SPD-Parteitag: Volle Kraft voraus zur Macht

Auf dem Parteitag der NRW-SPD wird Hannelore Kraft zur ersten Frau an der Spitze der Landespartei gewählt - und erzeugt gleich Aufbruchstimung.

<b>Bochum. Der alte Politik-Profi Franz Müntefering erfindet die Überschrift des Parteitags der NRW-SPD bereits vor dem eigentlichen Höhepunkt: "Heute fängt was Neues an. Der 22. Mai 2005 ist endlich vorbei." Rund zwei Stunden später wissen auch die 429 Delegierten, was "Münte" gemeint hat. Sie haben gerade eine Hannelore Kraft in Hochform erlebt. Ihre 65-minütige Bewerbung um das Amt des Landesparteichefs war eine Vorstellung der oberen Güteklasse und ein hochdosierter Wiederbelebungsversuch für eine malade, depressive Landespartei. Geht man nach dem Jubel in der Jahrhunderthalle, ist er an diesem Nachmittag gelungen.

Emotion und Vision, eine gelungene Verbindung von Tradition und Moderne - das alles haben die Genossen an Rhein und Ruhr lange vermisst. Weder Wolfgang Clement noch Peer Steinbrück oder gar Jochen Dieckmann konnten das bieten. Kraft gibt ihnen davon reichlich.

Gleich zu Anfang beweist sie, wie geschickt und ernsthaft sie sich auf den Parteitag vorbereitet hat. In der ersten Reihe sitzt Peter Wolf aus Essen, 96 Jahre alt und seit 80 Jahren SPD-Mitglied. "Ich empfinde Demut und Ehrfurcht vor dem, wofür Du stehst", sagt Kraft.

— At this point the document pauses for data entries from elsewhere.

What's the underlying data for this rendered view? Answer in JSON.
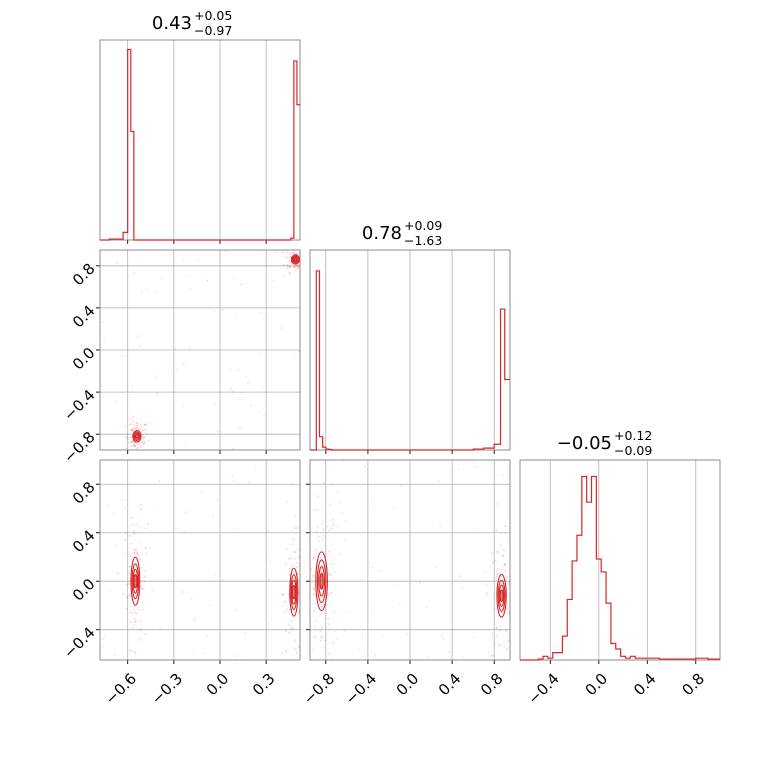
{
  "chart_data": {
    "type": "corner",
    "color": "#d62728",
    "grid": true,
    "parameters": [
      {
        "title": {
          "median": "0.43",
          "plus": "+0.05",
          "minus": "−0.97"
        },
        "range": [
          -0.78,
          0.52
        ],
        "ticks": [
          -0.6,
          -0.3,
          0.0,
          0.3
        ],
        "tick_labels": [
          "−0.6",
          "−0.3",
          "0.0",
          "0.3"
        ],
        "histogram": {
          "edges": [
            -0.78,
            -0.75,
            -0.72,
            -0.69,
            -0.66,
            -0.63,
            -0.6,
            -0.58,
            -0.56,
            -0.54,
            -0.52,
            -0.5,
            -0.4,
            -0.3,
            -0.2,
            -0.1,
            0.0,
            0.1,
            0.2,
            0.3,
            0.36,
            0.42,
            0.46,
            0.48,
            0.5,
            0.52
          ],
          "counts": [
            0.0,
            0.0,
            0.005,
            0.005,
            0.005,
            0.04,
            1.0,
            0.57,
            0.0,
            0.0,
            0.0,
            0.0,
            0.0,
            0.0,
            0.0,
            0.0,
            0.0,
            0.0,
            0.0,
            0.0,
            0.0,
            0.0,
            0.01,
            0.94,
            0.71
          ],
          "ymax": 1.05
        }
      },
      {
        "title": {
          "median": "0.78",
          "plus": "+0.09",
          "minus": "−1.63"
        },
        "range": [
          -0.95,
          0.95
        ],
        "ticks": [
          -0.8,
          -0.4,
          0.0,
          0.4,
          0.8
        ],
        "tick_labels": [
          "−0.8",
          "−0.4",
          "0.0",
          "0.4",
          "0.8"
        ],
        "histogram": {
          "edges": [
            -0.95,
            -0.89,
            -0.86,
            -0.83,
            -0.8,
            -0.77,
            -0.74,
            -0.6,
            -0.4,
            -0.2,
            0.0,
            0.2,
            0.4,
            0.6,
            0.7,
            0.8,
            0.86,
            0.9,
            0.95
          ],
          "counts": [
            0.0,
            0.94,
            0.07,
            0.015,
            0.005,
            0.003,
            0.0,
            0.0,
            0.0,
            0.0,
            0.0,
            0.0,
            0.0,
            0.005,
            0.01,
            0.03,
            0.74,
            0.37
          ],
          "ymax": 1.05
        }
      },
      {
        "title": {
          "median": "−0.05",
          "plus": "+0.12",
          "minus": "−0.09"
        },
        "range": [
          -0.65,
          1.0
        ],
        "ticks": [
          -0.4,
          0.0,
          0.4,
          0.8
        ],
        "tick_labels": [
          "−0.4",
          "0.0",
          "0.4",
          "0.8"
        ],
        "histogram": {
          "edges": [
            -0.65,
            -0.5,
            -0.46,
            -0.42,
            -0.38,
            -0.34,
            -0.3,
            -0.26,
            -0.22,
            -0.18,
            -0.14,
            -0.1,
            -0.06,
            -0.02,
            0.02,
            0.06,
            0.1,
            0.14,
            0.18,
            0.22,
            0.26,
            0.3,
            0.4,
            0.5,
            0.6,
            0.7,
            0.8,
            0.9,
            1.0
          ],
          "counts": [
            0.0,
            0.005,
            0.02,
            0.01,
            0.04,
            0.04,
            0.13,
            0.33,
            0.54,
            0.68,
            1.0,
            0.86,
            1.0,
            0.55,
            0.48,
            0.31,
            0.09,
            0.06,
            0.02,
            0.01,
            0.02,
            0.01,
            0.01,
            0.005,
            0.005,
            0.005,
            0.01,
            0.005
          ],
          "ymax": 1.09
        }
      }
    ],
    "pairs": [
      {
        "x_param": 0,
        "y_param": 1,
        "modes": [
          {
            "x": -0.54,
            "y": -0.82,
            "sx": 0.012,
            "sy": 0.025
          },
          {
            "x": 0.49,
            "y": 0.86,
            "sx": 0.012,
            "sy": 0.02
          }
        ]
      },
      {
        "x_param": 0,
        "y_param": 2,
        "modes": [
          {
            "x": -0.55,
            "y": 0.0,
            "sx": 0.013,
            "sy": 0.09
          },
          {
            "x": 0.48,
            "y": -0.09,
            "sx": 0.012,
            "sy": 0.09
          }
        ]
      },
      {
        "x_param": 1,
        "y_param": 2,
        "modes": [
          {
            "x": -0.84,
            "y": 0.0,
            "sx": 0.025,
            "sy": 0.11
          },
          {
            "x": 0.87,
            "y": -0.12,
            "sx": 0.02,
            "sy": 0.08
          }
        ]
      }
    ]
  }
}
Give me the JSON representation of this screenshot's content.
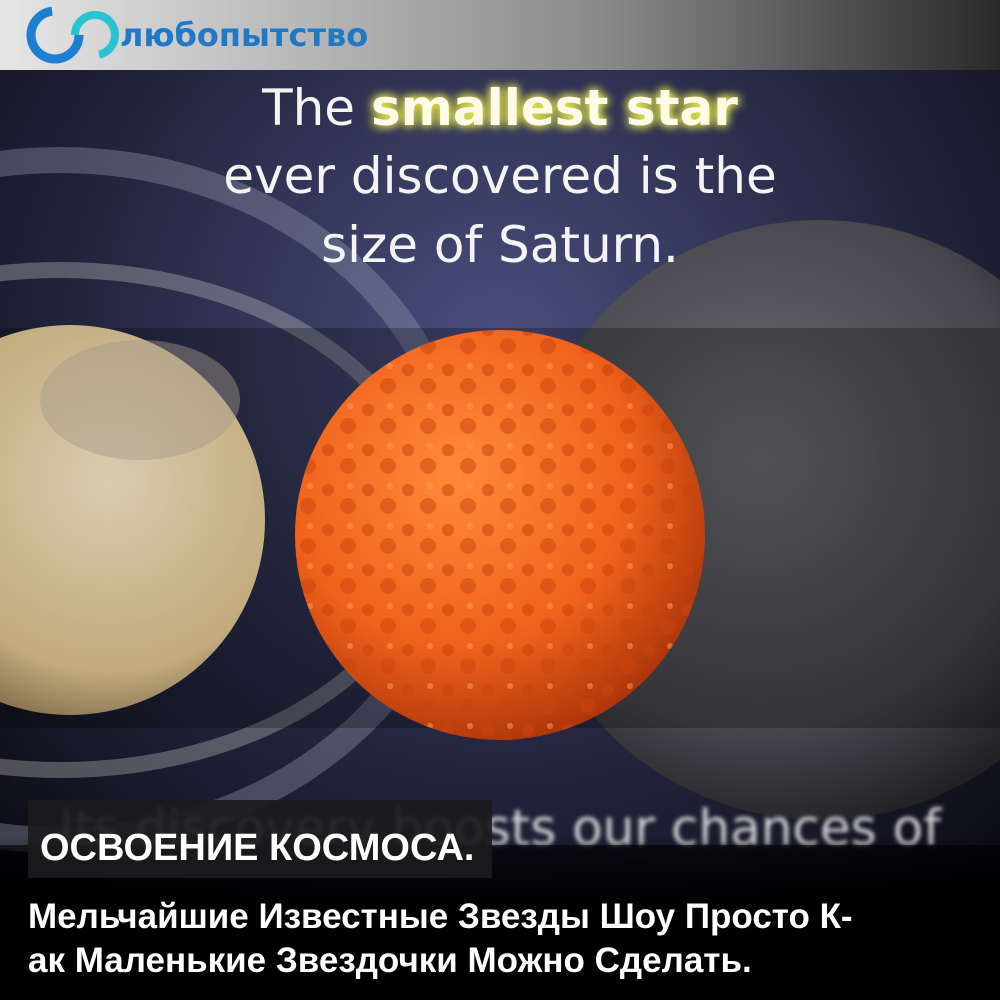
{
  "logo": {
    "text": "любопытство"
  },
  "headline": {
    "line1_prefix": "The",
    "line1_highlight": "smallest star",
    "line2": "ever discovered is the",
    "line3": "size of Saturn."
  },
  "subtitle_partial": "Its discovery boosts our chances of",
  "category": "ОСВОЕНИЕ КОСМОСА.",
  "caption": {
    "lines": [
      "Мельчайшие Известные Звезды Шоу Просто К-",
      "ак Маленькие Звездочки Можно Сделать."
    ]
  }
}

Damit ist klar: Sie stellt sich voll in die Tradition der Partei, der Arbeiterbewegung. Immer wieder baut sie in der kommenden Stunde solche direkten Ansprachen ein, die signalisieren: "Ich bin eine von Euch, ich brauche und respektiere Euch."

Und sie beweist, dass sie die ganze Palette der sozialdemokratischen Werte drauf hat: für Mitbestimmung, für ein integratives und durchlässiges Bildungssystem, für die Steinkohle, aber gegen Privatisierung und Aufweichung des Kündigungsschutzes. Im Laufe ihrer Rede werden die Delegierten - zuletzt nicht gerade verwöhnt von guten Reden ihrer Landesparteichefs - immer wacher, spenden häufig und kräftig Beifall.

Klar benennt Kraft das Ziel: "Wir werden dafür sorgen, dass die Regierung von Rüttgers nur eine Episode bleibt." Der CDU-Mann sei nichts anderes als ein "Sozialschauspieler. Er ist nicht ehrlich, nicht authentisch, nicht echt."

Ihr finaler Appell um "Herz und Leidenschaft" geht schon im tosenden Applaus unter. Nun muss sie noch gewählt werden, die 95,6 Prozent passen perfekt.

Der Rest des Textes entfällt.